The 2015 and 2017 WNBA Finals MVP said when she thinks of the LSU Final Four teams, she thinks of the legacy former head coach Sue Gunter left behind.
“It all starts with Coach Gunter,” Fowles said. “When you try to put all those memories into perspective, you reflect on who Coach Gunter was and how she carried herself as a woman.”
Gunter coached the LSU women’s basketball team from 1982-2004. While at LSU, she was named SEC Coach of the Year in 1997 and 1999 and accumulated an overall record of 708-308. Gunter completed her career as the third-winningest women’s basketball coach in NCAA history behind Jody Conradt (Texas) and Pat Summitt (Tennessee).
“When I think of those Final Four teams, the memories and legacies that come to mind is Coach Gunter,” Fowles said. “I try to mimic her characteristics because she carried herself so well.”
Not only will Fowles be reunited with her LSU teammates, but she will be reunited with several of her favorite foods and restaurants.
“Of course, pork loins. That’s a must,” she said. “I want to get to Sammy’s Grill and Izzo’s Illegal Burrito.”
Fowles also mentioned she brought the Louisiana staples of Crystal Hot Sauce and Tony Chachere’s seasoning to the Olympic Games in 2008, 2012 and 2016.
“When I’m in Minnesota, Miami or overseas, I have to have those,” Fowles said. “I miss the food in Baton Rouge all the time.”
In preparation for the 2017-18 LSU women’s basketball season, Fowles said she is eager to meet and watch the new team in action.
“I’m curious to see what they are bringing to the table to be successful,” Fowles said. “I know it’s been a tough road for these girls, but I’m excited to meet them from that perspective.”
A few pieces of advice Fowles plans to give to the LSU women’s basketball team is to always be aware and leave behind a legacy. Fowles explained being aware of her surroundings has followed her since she graduated from LSU.
“You’re always a role model in someone’s mind, so you have to be aware all the time,” Fowles said. “When I was at LSU, I was asked by my coaches, ‘What legacy are you going to leave behind’ and ‘What can you do for LSU?’”

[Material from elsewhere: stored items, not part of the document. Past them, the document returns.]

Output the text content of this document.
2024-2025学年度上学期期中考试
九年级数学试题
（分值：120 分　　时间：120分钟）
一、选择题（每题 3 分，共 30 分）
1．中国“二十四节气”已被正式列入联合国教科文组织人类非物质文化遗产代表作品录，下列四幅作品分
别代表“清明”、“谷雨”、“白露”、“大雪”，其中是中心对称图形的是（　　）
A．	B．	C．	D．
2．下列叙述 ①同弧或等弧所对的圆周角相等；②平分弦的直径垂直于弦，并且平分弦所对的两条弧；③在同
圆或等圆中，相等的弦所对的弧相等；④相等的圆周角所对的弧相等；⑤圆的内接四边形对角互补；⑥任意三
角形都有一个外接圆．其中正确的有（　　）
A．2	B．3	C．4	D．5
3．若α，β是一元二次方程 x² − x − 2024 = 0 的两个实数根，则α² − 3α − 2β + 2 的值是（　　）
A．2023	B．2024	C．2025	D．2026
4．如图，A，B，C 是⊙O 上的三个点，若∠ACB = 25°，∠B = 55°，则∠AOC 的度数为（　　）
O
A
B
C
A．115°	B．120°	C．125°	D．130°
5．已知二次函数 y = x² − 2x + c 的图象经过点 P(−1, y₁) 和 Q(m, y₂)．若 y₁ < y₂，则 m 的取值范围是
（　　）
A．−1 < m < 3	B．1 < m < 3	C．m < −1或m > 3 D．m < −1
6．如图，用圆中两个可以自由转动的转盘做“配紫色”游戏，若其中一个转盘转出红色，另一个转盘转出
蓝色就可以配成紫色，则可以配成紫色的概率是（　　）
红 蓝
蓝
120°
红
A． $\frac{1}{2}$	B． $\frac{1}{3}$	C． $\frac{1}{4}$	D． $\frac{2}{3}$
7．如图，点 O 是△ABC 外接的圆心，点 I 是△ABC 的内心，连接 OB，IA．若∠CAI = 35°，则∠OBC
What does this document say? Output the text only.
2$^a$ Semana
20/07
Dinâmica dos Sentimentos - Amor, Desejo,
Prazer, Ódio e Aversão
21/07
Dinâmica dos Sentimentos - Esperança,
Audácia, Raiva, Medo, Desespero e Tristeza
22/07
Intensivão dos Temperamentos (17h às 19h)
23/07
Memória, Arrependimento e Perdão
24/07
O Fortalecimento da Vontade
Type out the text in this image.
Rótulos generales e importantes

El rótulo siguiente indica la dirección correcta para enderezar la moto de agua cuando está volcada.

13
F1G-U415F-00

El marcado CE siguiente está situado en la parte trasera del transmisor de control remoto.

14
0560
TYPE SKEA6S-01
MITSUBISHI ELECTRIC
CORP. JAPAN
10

Fowles said she wants to share that same advice from nearly 10 years ago to the current LSU women’s basketball team. Fowles also stressed the importance of how many opportunities LSU provides to student- athletes.
“When I was at LSU, I had so many opportunities,” she said. “I want to make sure those girls realize that once I talk with them.”
Currently, Fowles juggles her professional career in the WNBA and the Women’s Chinese Basketball Association with her philanthropic work. Fowles started the Sylvia Fowles Family Fund in 2010. The Sylvia Fowles Family Fund provides for children in need.
“I was motivated to start the Sylvia Fowles Family Fund because of my upbringing,” Fowles said. “I was surrounded by people who were more fortunate than me, and they helped me stay focused. I’m very grateful for that and it led to the Sylvia Fowles Family Fund.”
She is also a spokesperson for Citizens United for Research in Epilepsy (CURE). Fowles has two nephews that suffer from epilepsy, and they inspired her to speak out about the disorder.
Fowles’ jersey retirement ceremony and recognition of the 2006, 2007 and 2008 LSU Women’s Final Four teams take place at the PMAC this Sunday, November 12. The jersey retirement ceremony will begin at 1:30 p.m., followed by the Lady Tigers’ game against Southeastern Louisiana at 2 p.m.